Maliens à Aubervilliers : le foyer de travailleurs des Fillettes, années 1960 à nos jours

HAGUENAUER Lucie, Maliens à Aubervilliers : le foyer de travailleurs des Fillettes, années 1960 à nos jours, Maîtrise [Jean-Louis Robert, Marie-Claude Blanc-­Chaléard], Univ. Paris 1 CHS, 2002, 165 p. + 41 p. d’annexes

Ce mémoire, principale ent fondé sur des recensements nominatifs de 1975 et 1982 des archives internes au foyer et des entretiens avec les résidents, a pour but de faire réapparaitre cet espace à l’écart et invisible.

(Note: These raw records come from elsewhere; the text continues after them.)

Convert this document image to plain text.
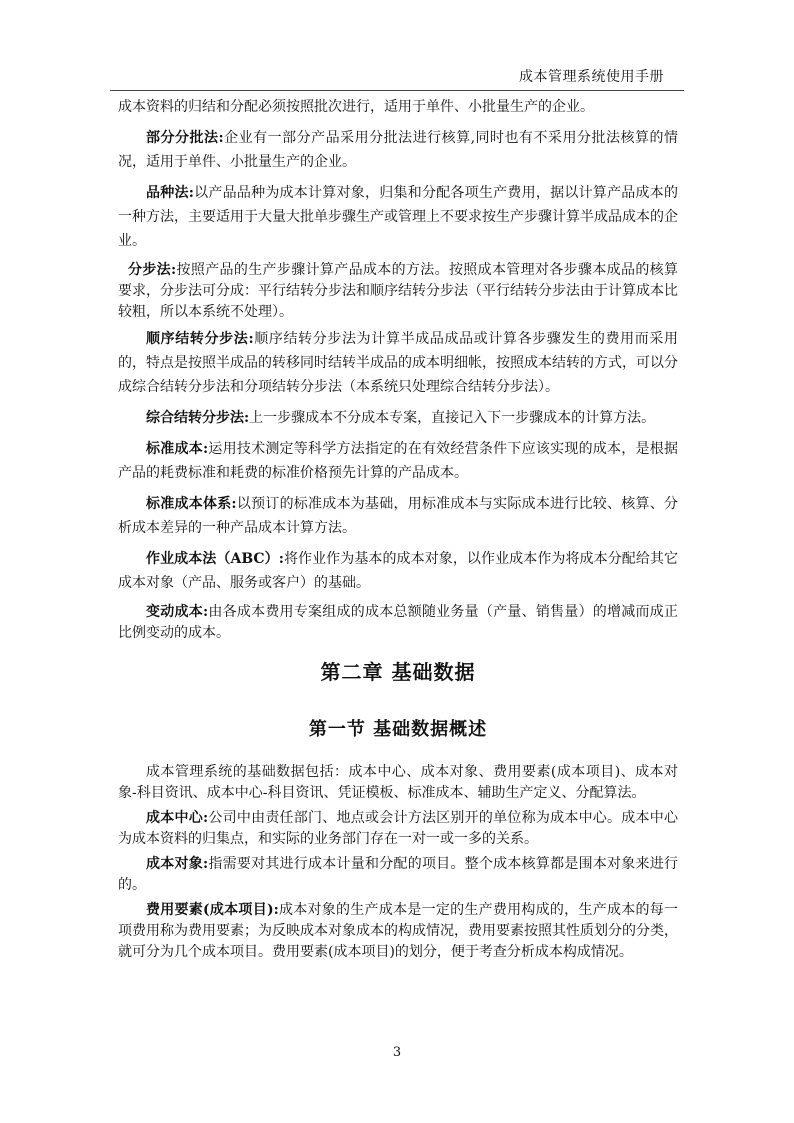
成本管理系统使用手册

成本资料的归结和分配必须按照批次进行，适用于单件、小批量生产的企业。

部分分批法:企业有一部分产品采用分批法进行核算,同时也有不采用分批法核算的情况，适用于单件、小批量生产的企业。

品种法:以产品品种为成本计算对象，归集和分配各项生产费用，据以计算产品成本的一种方法，主要适用于大量大批单步骤生产或管理上不要求按生产步骤计算半成品成本的企业。

分步法:按照产品的生产步骤计算产品成本的方法。按照成本管理对各步骤本成品的核算要求，分步法可分成：平行结转分步法和顺序结转分步法（平行结转分步法由于计算成本比较粗，所以本系统不处理）。

顺序结转分步法:顺序结转分步法为计算半成品成品或计算各步骤发生的费用而采用的，特点是按照半成品的转移同时结转半成品的成本明细帐，按照成本结转的方式，可以分成综合结转分步法和分项结转分步法（本系统只处理综合结转分步法）。

综合结转分步法:上一步骤成本不分成本专案，直接记入下一步骤成本的计算方法。

标准成本:运用技术测定等科学方法指定的在有效经营条件下应该实现的成本，是根据产品的耗费标准和耗费的标准价格预先计算的产品成本。

标准成本体系:以预订的标准成本为基础，用标准成本与实际成本进行比较、核算、分析成本差异的一种产品成本计算方法。

作业成本法（ABC）:将作业作为基本的成本对象，以作业成本作为将成本分配给其它成本对象（产品、服务或客户）的基础。

变动成本:由各成本费用专案组成的成本总额随业务量（产量、销售量）的增减而成正比例变动的成本。

第二章 基础数据
第一节 基础数据概述

成本管理系统的基础数据包括：成本中心、成本对象、费用要素(成本项目)、成本对象-科目资讯、成本中心-科目资讯、凭证模板、标准成本、辅助生产定义、分配算法。

成本中心:公司中由责任部门、地点或会计方法区别开的单位称为成本中心。成本中心为成本资料的归集点，和实际的业务部门存在一对一或一多的关系。

成本对象:指需要对其进行成本计量和分配的项目。整个成本核算都是围本对象来进行的。

费用要素(成本项目):成本对象的生产成本是一定的生产费用构成的，生产成本的每一项费用称为费用要素；为反映成本对象成本的构成情况，费用要素按照其性质划分的分类，就可分为几个成本项目。费用要素(成本项目)的划分，便于考查分析成本构成情况。

3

Bien que très médiatisée ces dernières années, l’immigration noire africaine est confrontée à des conditions de vie précaires dont le foyer est une image significative. Les résidents du foyer de la rue des Fillettes sont en majorité des Soninkés en provenance de la région de Kayes au Mali. Ils font partie des premiers flux en provenance d’Afrique noire. Nous avons essayé d’analyser en quoi ce foyer et ses résidents sont représentatifs d’une immigration masculine en foyer.

L’histoire des résidents commence par une analyse des réseaux et des chemins migratoires entre le Mali et le foyer de la rue des Fillettes.

Le foyer de travailleurs migrants est pour l’État un moyen de contrôle et pour les immigrés un moindre mal. Tant dans l’esprit de l’État que dans celui des travailleurs, il est un lieu d’habitat provisoire auquel ils ne peuvent se soustraire. L’exclusion du foyer introduit dès ses origines la notion de ghetto. Malgré l’emplacement du lieu dans une commune communiste, la ghettoïsation s’accentue au fil des années. Le foyer de travailleurs de la rue des Fillettes, construit pour une courte période, est condamné à durer en l’absence de solutions d’avenir. Surpopulation, dégradation et insalubrité caractérisent cet espace.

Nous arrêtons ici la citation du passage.